I am suddenly alone. The life that has grown inside of me has been taken away. I don’t know what is happening to him or if I will ever see him again.
I have to forcibly pull myself back to the present. I am at home, safe in my bed with my husband by my side. Our now one-year-old son is sleeping peacefully in his nursery. And yet, I am covered in a cold sweat and my heart is pounding. My whole body is rigid with the tension that has engulfed me and I am despondent that it is yet another night in which these intrusive memories have taken hold of me.
My son was born at 28 weeks gestation, via an emergency caesarean, when I developed a life-threatening pregnancy complication. The first year of his life I spent in survival mode, focusing on keeping him alive and healthy. Months in the NICU, surgery, endless specialist appointments, hospital readmissions, failure to thrive, struggling to breastfeed.
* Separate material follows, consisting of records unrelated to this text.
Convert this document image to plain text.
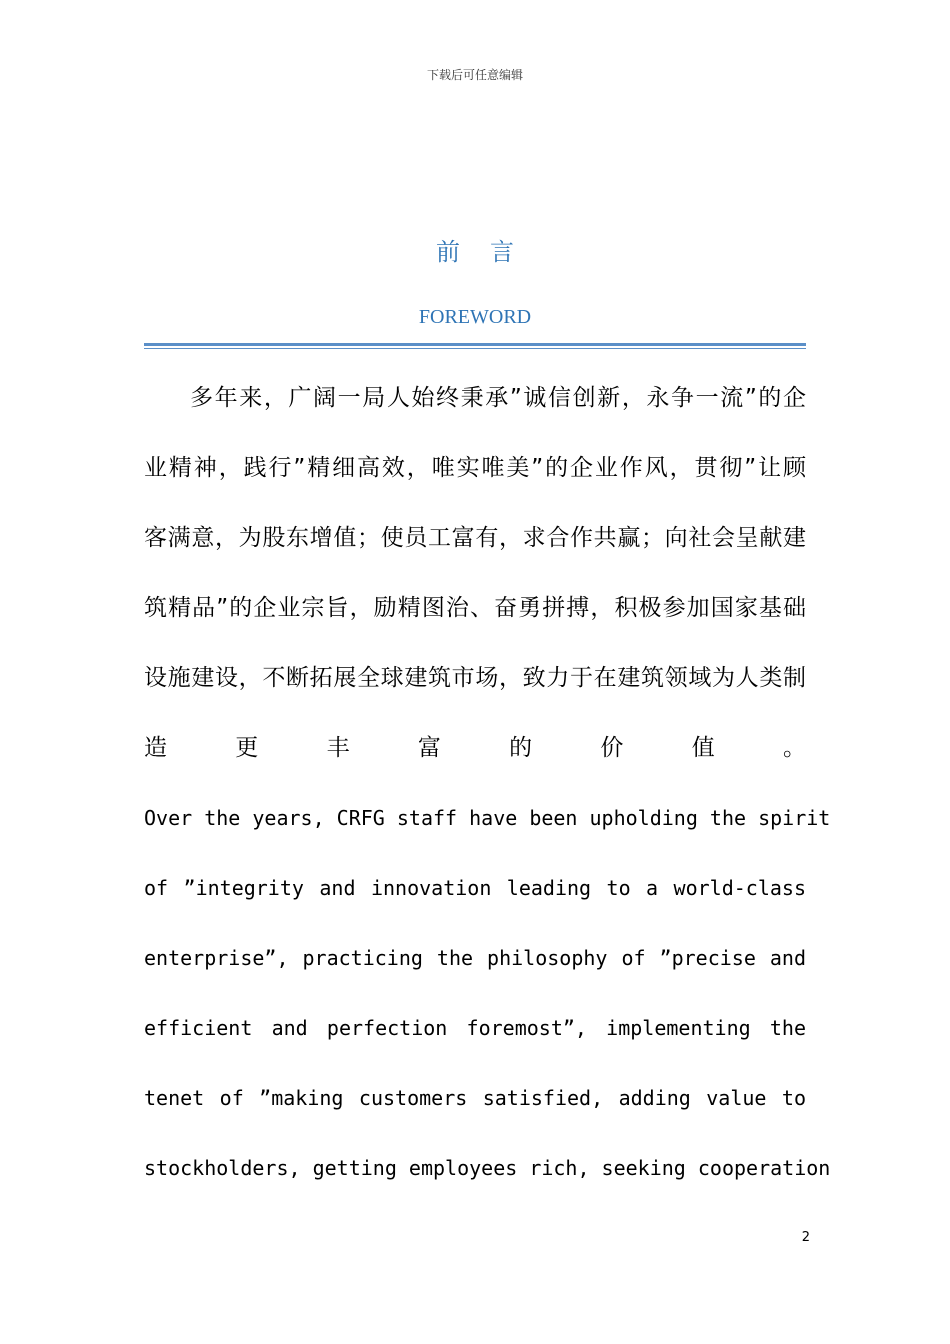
下载后可任意编辑
前言
FOREWORD
多年来，广阔一局人始终秉承”诚信创新，永争一流”的企
业精神，践行”精细高效，唯实唯美”的企业作风，贯彻”让顾
客满意，为股东增值；使员工富有，求合作共赢；向社会呈献建
筑精品”的企业宗旨，励精图治、奋勇拼搏，积极参加国家基础
设施建设，不断拓展全球建筑市场，致力于在建筑领域为人类制
造 更 丰 富 的 价 值 。
Over the years, CRFG staff have been upholding the spirit
of ”integrity and innovation leading to a world-class
enterprise”, practicing the philosophy of ”precise and
efficient and perfection foremost”, implementing the
tenet of ”making customers satisfied, adding value to
stockholders, getting employees rich, seeking cooperation
2
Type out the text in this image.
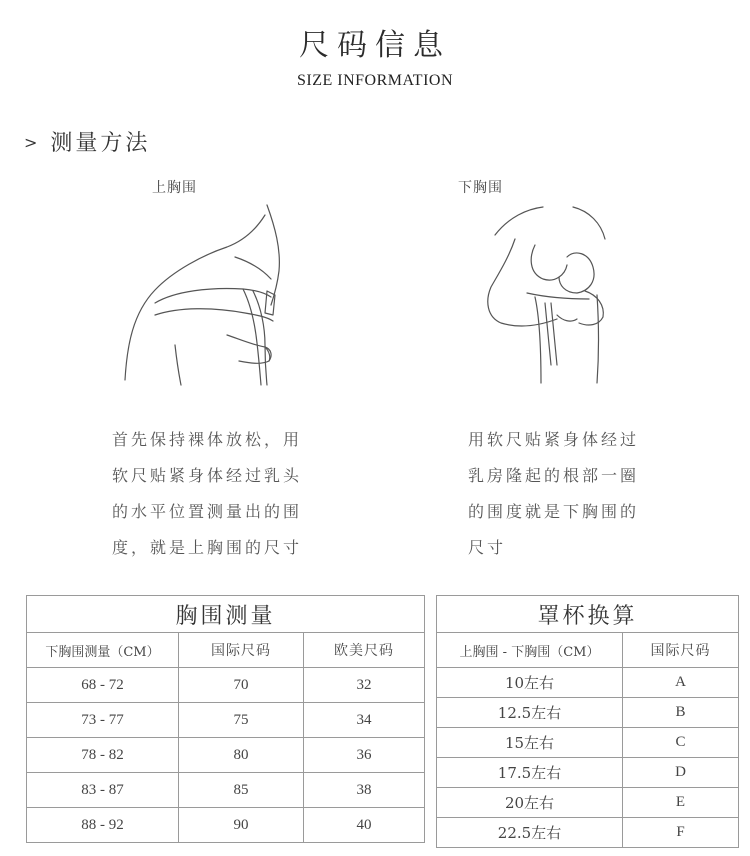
尺码信息
SIZE INFORMATION
> 测量方法
上胸围	下胸围
首先保持裸体放松，用
软尺贴紧身体经过乳头
的水平位置测量出的围
度，就是上胸围的尺寸
用软尺贴紧身体经过
乳房隆起的根部一圈
的围度就是下胸围的
尺寸
胸围测量		
下胸围测量（CM）	国际尺码	欧美尺码
68 - 72	70	32
73 - 77	75	34
78 - 82	80	36
83 - 87	85	38
88 - 92	90	40
罩杯换算	
上胸围 - 下胸围（CM）	国际尺码
10左右	A
12.5左右	B
15左右	C
17.5左右	D
20左右	E
22.5左右	F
But now, one year on, things had finally settled down and life was returning to normal.
I had nothing left to worry about. My son was alive and well. I was full of joy and contentment. Life was wonderful! And yet, though I tried to ignore it, there was anxiety and distress lurking in the darkness. Whenever I let my thoughts wander, they immediately returned to the birth. Endlessly sifting through the memories.
Why couldn’t I just let it go? Why couldn’t I sleep? Why would the slightest things trigger a cascade of memories and panic?
I found the answer to these questions when I sort help from my GP for my insomnia. I was diagnosed with Postpartum Post Traumatic Stress Disorder.
The diagnosis left me feeling self-conscious and confused. I thought that PTSD was something that only veteran soldiers got. Those that have seen or experienced unspeakable violence. How could this be happening to me? I merely had a baby (albeit in fairly dramatic circumstances), something that women do everyday.